A mix containing 7.9 μL of Remodeling buffer-OT, 0.6 μL of ATP (Roche, 11140965001), 0.5 μL of GRF or TF buffer-OT, 0.5 μL of oligonucleosomes (in FCR buffer), and 2.5 μL of probe was incubated for 20 min at 30 °C (see the composition of each solution used in the mixes in Additional file 1). Then, purified RSC complex (brought to 3 μL using CRC buffer) or CRC buffer (3 μL) was added, incubating for 1 h at 30 °C. The final concentration of the different components of this mixture was: 10.7 mM HEPES–KOH pH 7.9, 4 mM Tris–Cl (pH 7.4–8.0), 51.8 mM NaCl, 48.2 mM KCl, 5.4 mM MgCl2, 0.2 mM Mg(CH3COO)2, 0.05% NP-40, 10% glycerol, 0.26 μM ZnCl2, 0.2 mM EDTA (pH 8.0), 0.4 mM EGTA, 100 μg/mL BSA, 0.64 mM imidazole, 2 mM DTT, and 0.5 mM PMSF. After this incubation, 1.5 μL of the Removing mix described above for the sliding assays was added, followed by a 4 h incubation at 37 °C. The samples were then subjected to gel electrophoresis. This step and further steps proceeded as described for binding assays. The extent of nucleosome assembly was calculated as the ratio of nucleosome band signal over the combined signal of nucleosome and naked DNA bands in the lane.
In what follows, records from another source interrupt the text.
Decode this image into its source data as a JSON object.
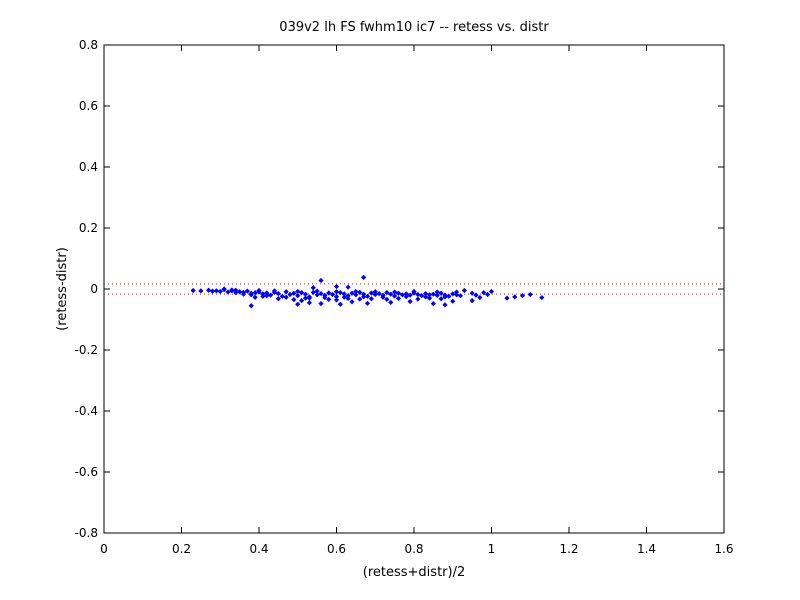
{
  "chart_data": {
    "type": "scatter",
    "title": "039v2 lh FS fwhm10 ic7 -- retess vs. distr",
    "xlabel": "(retess+distr)/2",
    "ylabel": "(retess-distr)",
    "xlim": [
      0,
      1.6
    ],
    "ylim": [
      -0.8,
      0.8
    ],
    "xticks": [
      0,
      0.2,
      0.4,
      0.6,
      0.8,
      1,
      1.2,
      1.4,
      1.6
    ],
    "xtick_labels": [
      "0",
      "0.2",
      "0.4",
      "0.6",
      "0.8",
      "1",
      "1.2",
      "1.4",
      "1.6"
    ],
    "yticks": [
      -0.8,
      -0.6,
      -0.4,
      -0.2,
      0,
      0.2,
      0.4,
      0.6,
      0.8
    ],
    "ytick_labels": [
      "-0.8",
      "-0.6",
      "-0.4",
      "-0.2",
      "0",
      "0.2",
      "0.4",
      "0.6",
      "0.8"
    ],
    "grid": false,
    "legend": "none",
    "reference_lines": [
      0.017,
      -0.017
    ],
    "colors": {
      "points": "#0000ff",
      "reference_lines": "#ff0000",
      "axes": "#000000"
    },
    "series": [
      {
        "marker": "diamond",
        "points": [
          [
            0.23,
            -0.005
          ],
          [
            0.25,
            -0.006
          ],
          [
            0.27,
            -0.004
          ],
          [
            0.28,
            -0.007
          ],
          [
            0.29,
            -0.006
          ],
          [
            0.3,
            -0.008
          ],
          [
            0.31,
            -0.002
          ],
          [
            0.32,
            -0.01
          ],
          [
            0.33,
            -0.006
          ],
          [
            0.34,
            -0.012
          ],
          [
            0.35,
            -0.009
          ],
          [
            0.36,
            -0.011
          ],
          [
            0.37,
            -0.007
          ],
          [
            0.38,
            -0.014
          ],
          [
            0.39,
            -0.012
          ],
          [
            0.4,
            -0.01
          ],
          [
            0.41,
            -0.016
          ],
          [
            0.42,
            -0.013
          ],
          [
            0.43,
            -0.02
          ],
          [
            0.44,
            -0.011
          ],
          [
            0.45,
            -0.015
          ],
          [
            0.46,
            -0.024
          ],
          [
            0.47,
            -0.009
          ],
          [
            0.48,
            -0.018
          ],
          [
            0.49,
            -0.014
          ],
          [
            0.5,
            -0.022
          ],
          [
            0.51,
            -0.012
          ],
          [
            0.52,
            -0.017
          ],
          [
            0.53,
            -0.026
          ],
          [
            0.54,
            -0.011
          ],
          [
            0.55,
            -0.019
          ],
          [
            0.56,
            -0.015
          ],
          [
            0.57,
            -0.021
          ],
          [
            0.58,
            -0.013
          ],
          [
            0.59,
            -0.018
          ],
          [
            0.6,
            -0.025
          ],
          [
            0.61,
            -0.012
          ],
          [
            0.62,
            -0.016
          ],
          [
            0.63,
            -0.022
          ],
          [
            0.64,
            -0.014
          ],
          [
            0.65,
            -0.019
          ],
          [
            0.66,
            -0.011
          ],
          [
            0.67,
            -0.017
          ],
          [
            0.68,
            -0.024
          ],
          [
            0.69,
            -0.013
          ],
          [
            0.7,
            -0.018
          ],
          [
            0.71,
            -0.015
          ],
          [
            0.72,
            -0.021
          ],
          [
            0.73,
            -0.012
          ],
          [
            0.74,
            -0.017
          ],
          [
            0.75,
            -0.023
          ],
          [
            0.76,
            -0.014
          ],
          [
            0.77,
            -0.019
          ],
          [
            0.78,
            -0.016
          ],
          [
            0.79,
            -0.02
          ],
          [
            0.8,
            -0.013
          ],
          [
            0.81,
            -0.018
          ],
          [
            0.82,
            -0.022
          ],
          [
            0.83,
            -0.015
          ],
          [
            0.84,
            -0.019
          ],
          [
            0.85,
            -0.017
          ],
          [
            0.86,
            -0.021
          ],
          [
            0.87,
            -0.014
          ],
          [
            0.88,
            -0.02
          ],
          [
            0.89,
            -0.024
          ],
          [
            0.9,
            -0.016
          ],
          [
            0.91,
            -0.019
          ],
          [
            0.92,
            -0.022
          ],
          [
            0.34,
            -0.004
          ],
          [
            0.36,
            -0.017
          ],
          [
            0.38,
            -0.019
          ],
          [
            0.4,
            -0.005
          ],
          [
            0.42,
            -0.022
          ],
          [
            0.44,
            -0.006
          ],
          [
            0.47,
            -0.027
          ],
          [
            0.5,
            -0.008
          ],
          [
            0.52,
            -0.03
          ],
          [
            0.55,
            -0.007
          ],
          [
            0.57,
            -0.028
          ],
          [
            0.6,
            -0.009
          ],
          [
            0.62,
            -0.027
          ],
          [
            0.65,
            -0.008
          ],
          [
            0.67,
            -0.026
          ],
          [
            0.7,
            -0.009
          ],
          [
            0.72,
            -0.027
          ],
          [
            0.75,
            -0.01
          ],
          [
            0.78,
            -0.025
          ],
          [
            0.8,
            -0.008
          ],
          [
            0.83,
            -0.026
          ],
          [
            0.86,
            -0.01
          ],
          [
            0.88,
            -0.026
          ],
          [
            0.91,
            -0.01
          ],
          [
            0.31,
            0.0
          ],
          [
            0.33,
            -0.003
          ],
          [
            0.39,
            -0.027
          ],
          [
            0.41,
            -0.024
          ],
          [
            0.45,
            -0.032
          ],
          [
            0.49,
            -0.035
          ],
          [
            0.51,
            -0.038
          ],
          [
            0.53,
            -0.03
          ],
          [
            0.58,
            -0.034
          ],
          [
            0.6,
            -0.036
          ],
          [
            0.63,
            -0.031
          ],
          [
            0.66,
            -0.033
          ],
          [
            0.69,
            -0.032
          ],
          [
            0.73,
            -0.034
          ],
          [
            0.76,
            -0.031
          ],
          [
            0.81,
            -0.033
          ],
          [
            0.84,
            -0.03
          ],
          [
            0.87,
            -0.032
          ],
          [
            0.38,
            -0.055
          ],
          [
            0.5,
            -0.05
          ],
          [
            0.53,
            -0.045
          ],
          [
            0.56,
            -0.048
          ],
          [
            0.61,
            -0.05
          ],
          [
            0.64,
            -0.042
          ],
          [
            0.68,
            -0.047
          ],
          [
            0.74,
            -0.044
          ],
          [
            0.79,
            -0.041
          ],
          [
            0.85,
            -0.048
          ],
          [
            0.88,
            -0.052
          ],
          [
            0.9,
            -0.04
          ],
          [
            0.95,
            -0.038
          ],
          [
            0.97,
            -0.028
          ],
          [
            0.56,
            0.028
          ],
          [
            0.67,
            0.038
          ],
          [
            0.6,
            0.008
          ],
          [
            0.63,
            0.006
          ],
          [
            0.54,
            0.004
          ],
          [
            0.93,
            -0.005
          ],
          [
            0.95,
            -0.014
          ],
          [
            0.96,
            -0.02
          ],
          [
            0.99,
            -0.018
          ],
          [
            1.0,
            -0.008
          ],
          [
            1.04,
            -0.03
          ],
          [
            1.06,
            -0.026
          ],
          [
            1.08,
            -0.022
          ],
          [
            1.1,
            -0.018
          ],
          [
            1.13,
            -0.028
          ],
          [
            0.98,
            -0.012
          ]
        ]
      }
    ]
  }
}
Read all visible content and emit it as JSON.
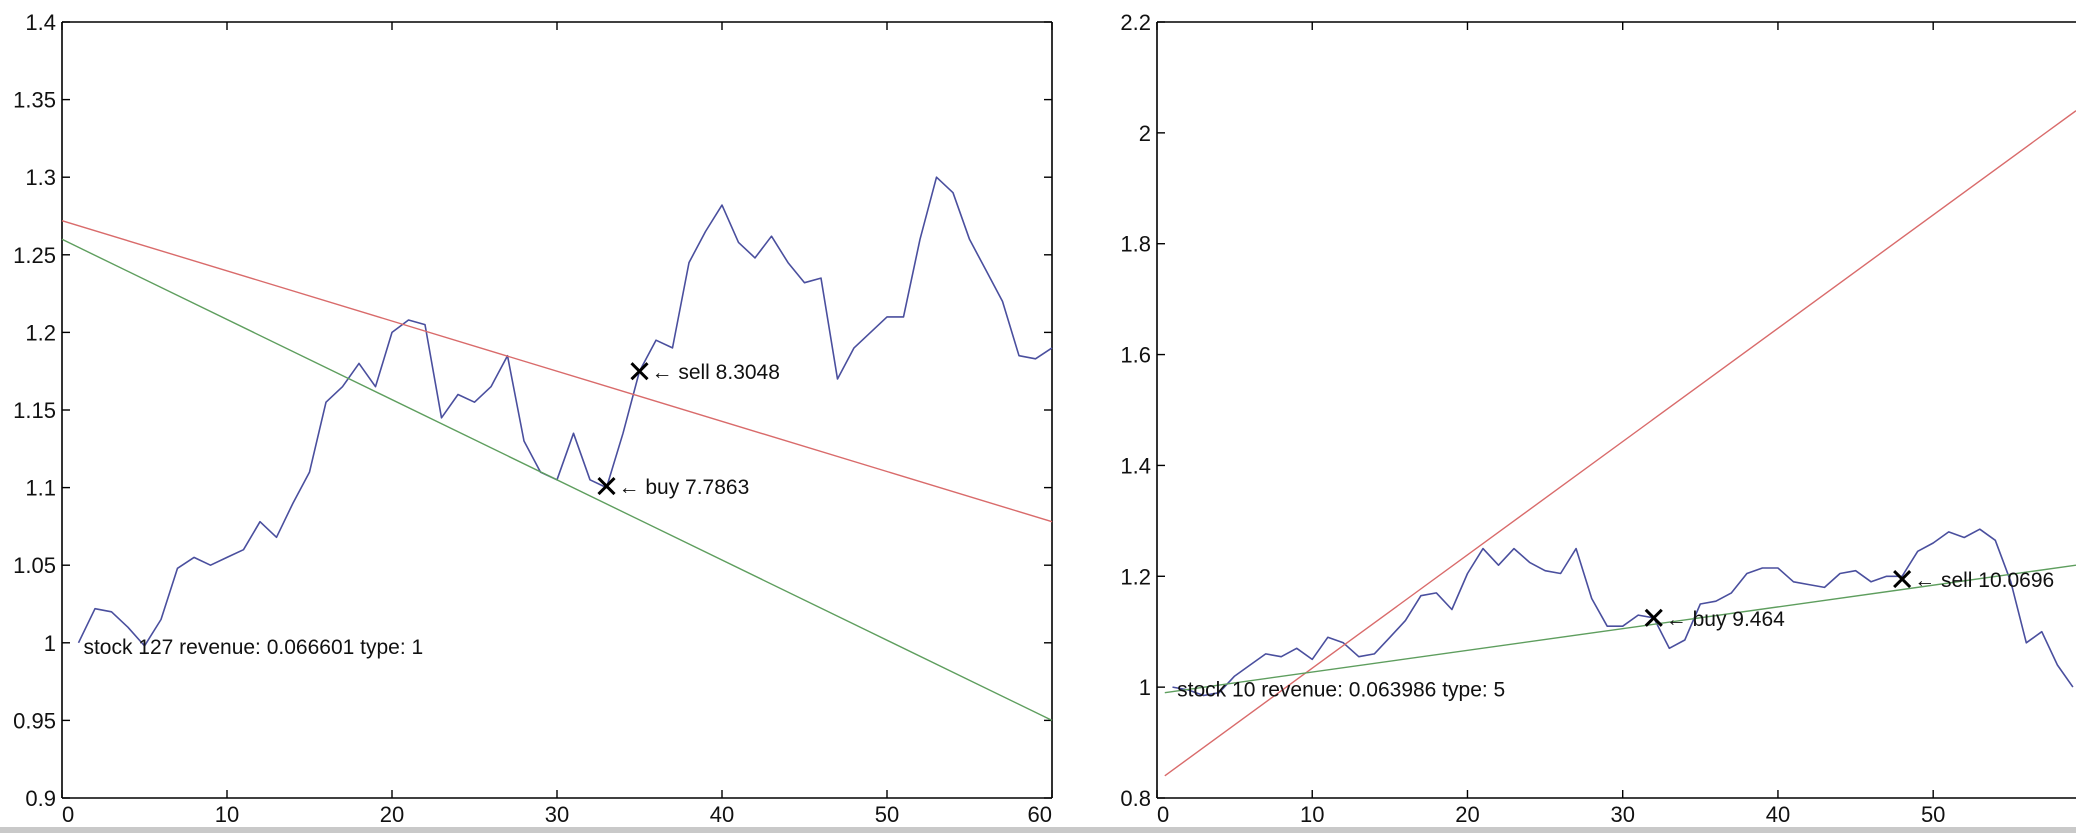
{
  "colors": {
    "price": "#4a4f9e",
    "upper_trend": "#d96b6b",
    "lower_trend": "#5e9e5e",
    "axis": "#000000",
    "marker": "#000000"
  },
  "chart_data": [
    {
      "type": "line",
      "title": "",
      "xlabel": "",
      "ylabel": "",
      "xlim": [
        0,
        60
      ],
      "ylim": [
        0.9,
        1.4
      ],
      "xticks": [
        0,
        10,
        20,
        30,
        40,
        50,
        60
      ],
      "xtick_labels": [
        "0",
        "10",
        "20",
        "30",
        "40",
        "50",
        "60"
      ],
      "yticks": [
        0.9,
        0.95,
        1.0,
        1.05,
        1.1,
        1.15,
        1.2,
        1.25,
        1.3,
        1.35,
        1.4
      ],
      "ytick_labels": [
        "0.9",
        "0.95",
        "1",
        "1.05",
        "1.1",
        "1.15",
        "1.2",
        "1.25",
        "1.3",
        "1.35",
        "1.4"
      ],
      "grid": false,
      "series": [
        {
          "role": "price",
          "color": "#4a4f9e",
          "x": [
            1,
            2,
            3,
            4,
            5,
            6,
            7,
            8,
            9,
            10,
            11,
            12,
            13,
            14,
            15,
            16,
            17,
            18,
            19,
            20,
            21,
            22,
            23,
            24,
            25,
            26,
            27,
            28,
            29,
            30,
            31,
            32,
            33,
            34,
            35,
            36,
            37,
            38,
            39,
            40,
            41,
            42,
            43,
            44,
            45,
            46,
            47,
            48,
            49,
            50,
            51,
            52,
            53,
            54,
            55,
            56,
            57,
            58,
            59,
            60
          ],
          "y": [
            1.0,
            1.022,
            1.02,
            1.01,
            0.998,
            1.015,
            1.048,
            1.055,
            1.05,
            1.055,
            1.06,
            1.078,
            1.068,
            1.09,
            1.11,
            1.155,
            1.165,
            1.18,
            1.165,
            1.2,
            1.208,
            1.205,
            1.145,
            1.16,
            1.155,
            1.165,
            1.185,
            1.13,
            1.11,
            1.105,
            1.135,
            1.105,
            1.1,
            1.135,
            1.175,
            1.195,
            1.19,
            1.245,
            1.265,
            1.282,
            1.258,
            1.248,
            1.262,
            1.245,
            1.232,
            1.235,
            1.17,
            1.19,
            1.2,
            1.21,
            1.21,
            1.26,
            1.3,
            1.29,
            1.26,
            1.24,
            1.22,
            1.185,
            1.183,
            1.19
          ]
        },
        {
          "role": "upper_trend",
          "color": "#d96b6b",
          "x": [
            0,
            60
          ],
          "y": [
            1.272,
            1.078
          ]
        },
        {
          "role": "lower_trend",
          "color": "#5e9e5e",
          "x": [
            0,
            60
          ],
          "y": [
            1.26,
            0.95
          ]
        }
      ],
      "markers": [
        {
          "x": 33,
          "y": 1.101,
          "label": "buy 7.7863"
        },
        {
          "x": 35,
          "y": 1.175,
          "label": "sell 8.3048"
        }
      ],
      "annotations": [
        {
          "x": 1.3,
          "y": 0.998,
          "text": "stock 127 revenue: 0.066601 type: 1"
        }
      ]
    },
    {
      "type": "line",
      "title": "",
      "xlabel": "",
      "ylabel": "",
      "xlim": [
        0,
        59.2
      ],
      "ylim": [
        0.8,
        2.2
      ],
      "xticks": [
        0,
        10,
        20,
        30,
        40,
        50
      ],
      "xtick_labels": [
        "0",
        "10",
        "20",
        "30",
        "40",
        "50"
      ],
      "yticks": [
        0.8,
        1.0,
        1.2,
        1.4,
        1.6,
        1.8,
        2.0,
        2.2
      ],
      "ytick_labels": [
        "0.8",
        "1",
        "1.2",
        "1.4",
        "1.6",
        "1.8",
        "2",
        "2.2"
      ],
      "grid": false,
      "series": [
        {
          "role": "price",
          "color": "#4a4f9e",
          "x": [
            1,
            2,
            3,
            4,
            5,
            6,
            7,
            8,
            9,
            10,
            11,
            12,
            13,
            14,
            15,
            16,
            17,
            18,
            19,
            20,
            21,
            22,
            23,
            24,
            25,
            26,
            27,
            28,
            29,
            30,
            31,
            32,
            33,
            34,
            35,
            36,
            37,
            38,
            39,
            40,
            41,
            42,
            43,
            44,
            45,
            46,
            47,
            48,
            49,
            50,
            51,
            52,
            53,
            54,
            55,
            56,
            57,
            58,
            59
          ],
          "y": [
            1.0,
            0.995,
            0.985,
            0.99,
            1.02,
            1.04,
            1.06,
            1.055,
            1.07,
            1.05,
            1.09,
            1.08,
            1.055,
            1.06,
            1.09,
            1.12,
            1.165,
            1.17,
            1.14,
            1.205,
            1.25,
            1.22,
            1.25,
            1.225,
            1.21,
            1.205,
            1.25,
            1.16,
            1.11,
            1.11,
            1.13,
            1.125,
            1.07,
            1.085,
            1.15,
            1.155,
            1.17,
            1.205,
            1.215,
            1.215,
            1.19,
            1.185,
            1.18,
            1.205,
            1.21,
            1.19,
            1.2,
            1.2,
            1.245,
            1.26,
            1.28,
            1.27,
            1.285,
            1.265,
            1.19,
            1.08,
            1.1,
            1.04,
            1.0
          ]
        },
        {
          "role": "upper_trend",
          "color": "#d96b6b",
          "x": [
            0.5,
            59.2
          ],
          "y": [
            0.84,
            2.04
          ]
        },
        {
          "role": "lower_trend",
          "color": "#5e9e5e",
          "x": [
            0.5,
            59.2
          ],
          "y": [
            0.99,
            1.22
          ]
        }
      ],
      "markers": [
        {
          "x": 32,
          "y": 1.125,
          "label": "buy 9.464"
        },
        {
          "x": 48,
          "y": 1.195,
          "label": "sell 10.0696"
        }
      ],
      "annotations": [
        {
          "x": 1.3,
          "y": 0.998,
          "text": "stock 10 revenue: 0.063986 type: 5"
        }
      ]
    }
  ]
}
The bigwig files corresponding to H3-HA incorporation [H3-HA_TBP-AA_T30 (rep2)] and H3 occupancy [H3_TBP-AA_T30 (rep2)] were obtained from GSE143305 [20]. For both files, the genome was partitioned into 50 bp bins using bigwigAverage from deeptools, to obtain the incorporation or occupancy in these bins. On the other hand, gff files corresponding to Filtered_PeakPairs for ChIP-exo and PB-exo of Rap1 were obtained from GSE93662 [16]. Files were sorted, and then the intersections of Rap1 peaks with H3-HA incorporation or H3 occupancy were performed using bedtools Intersect option -wo. Subsequently, the intersections were analyzed in GraphPad Prism 9 to generate correlation and violin plots. Presence or absence of statistically significant differences was determined using the Mann–Whitney U test.